Pulo para a aula, que o mestre começou dizendo:


"Quando revisitamos, nos livros 8 e 9, os três elementos que o livro 4 nos apresenta, eles ganham outra dimensão. No livro 4 eles pareciam faculdades, agora eles parecem mais impulsos. O elemento desejoso é especificado como o impulso para a satisfação material; o thumoidés como o impulso para ganhar e acumular algo; logistikon como o impulso de descobrir a verdade. Eles não perderam suas funções características, mas estes encontraram um novo contexto; e a maior mudança é no elemento logistikon.

Antes, tinha ficado pouco claro se este elemento tinha um objetivo próprio ou se era meramente um supervisor que dispunha os limites nos interesses dos outros elementos para o interesse do todo. Agora ele tem um objeto de desejo próprio, e que não é o bem, mas sim episteme. Episteme é um bem, claro, talvez o maior bem. Mas este elemento procura episteme porque é episteme, e não por ser um bem. Ele se transformou, afinal, no elemento filosófico da alma.

Por esta razão não é suficiente pro logistikon apenas supervisionar, não se queremos ser felizes. Sua paixão natural é dirigida como algo diferente e melhor do que isto. Certamente, é melhor que este elemento em cada pessoa deva ser supervisor do que cair sob o controle de outros elementos da alma e reduzido a uma ferramenta de serviço, como nos dizem os livros 8 e 9. Mas, embora seja apropriado que ele supervisione os outros (olhem aí a página 441, coluna e), não é o que ele ama fazer. 

Como o elemento filosófico, ele toma a responsabilidade de supervisionar com a mesma reserva que os filósofos tomam a de supervisionar a cidade. Mesmo na alma, governar é trabalho. (filosofia, por contraste, embora extenuante, é o melhor e mais sério jogo.) Quando Platão se dá a licença do mito, ele toca neste ponto assim: o elemento filosófico é divino e imortal, os outros elementos são mortais e animais, e só a necessidade de reencarnação coloca-os juntos.

O elemento filosófico da alma, então, não é completamente descrito no livro 4. Isto é surpreendente a primeira vista, pois as páginas do livro 4 nas quais os três elementos da alma são distintos contêm um dos argumentos mais cuidados da Politeia. É inquietante, talvez, pensar que Sócrates faça um aviso no prefácio deste argumento dizendo que não se pode esperar um resultado completamente satisfatório dele (olhem a página 435 coluna d). Mas a Politéia nunca, de fato, chega ao caminho mais longo para resolver estes assuntos que Sócrates declara pouco explorados no livro 4.

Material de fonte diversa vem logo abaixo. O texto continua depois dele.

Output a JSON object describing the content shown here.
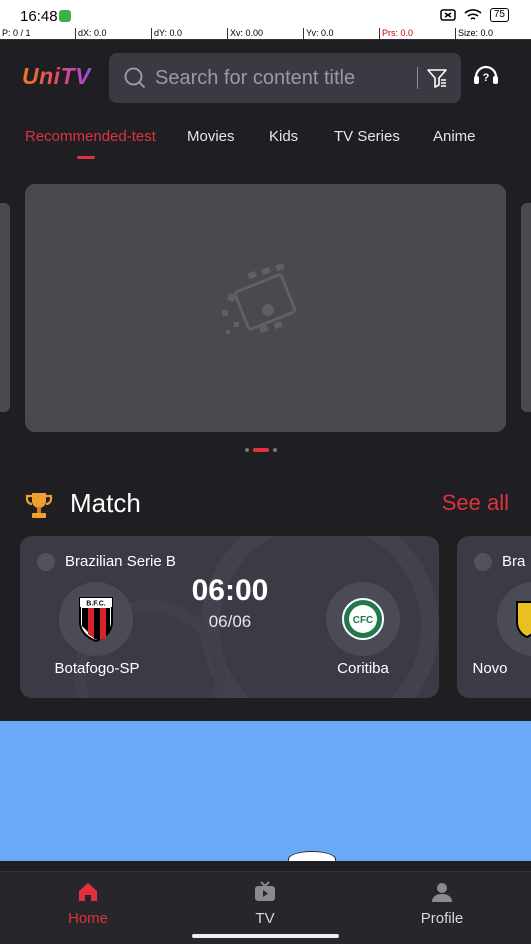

É que, embora seja um caminho que Sócrates insista que os rei-filósofos devam ser levados a percorrer (vejam as colunas de a-d da página 504 em casa), ele mesmo recusa-se de percorrê-lo (vejam 506b-e, 533a); e nenhuma análise subsequente da alma dividida na Politeia tem o rigor técnico e aparente deste do livro 4."

O mestre tinha semblante descontraído, mas seu tom de voz parecia completamente tomado pelo que dizia. Mas, porque um suspiro de quem recobra o fôlego deixou espaço de silêncio, um dos alunos imediatamente perguntou "é tão rigoroso assim?"

Ao que o mestre foi enfático: "Claro!

"É que, para distinguir elementos na alma, Sócrates apela no livro 4 para casos onde a pessoa experiencia conflito interno quanto a alguma ação. Há o caso do homem com sede que se controla para não acabar com a sua sede; o caso de Leôntio, que está bravo consigo mesmo por ter espiado os cadáveres dos criminosos executados; e o caso de Odisseu, acalmando o coração quando este pede vingança imediata dos pretendentes. Se uma e única pessoa mantém atitudes conflituosas com relação ao mesmo resultado, Sócrates argumenta, isto não pode ser a respeito de um e único elemento da alma.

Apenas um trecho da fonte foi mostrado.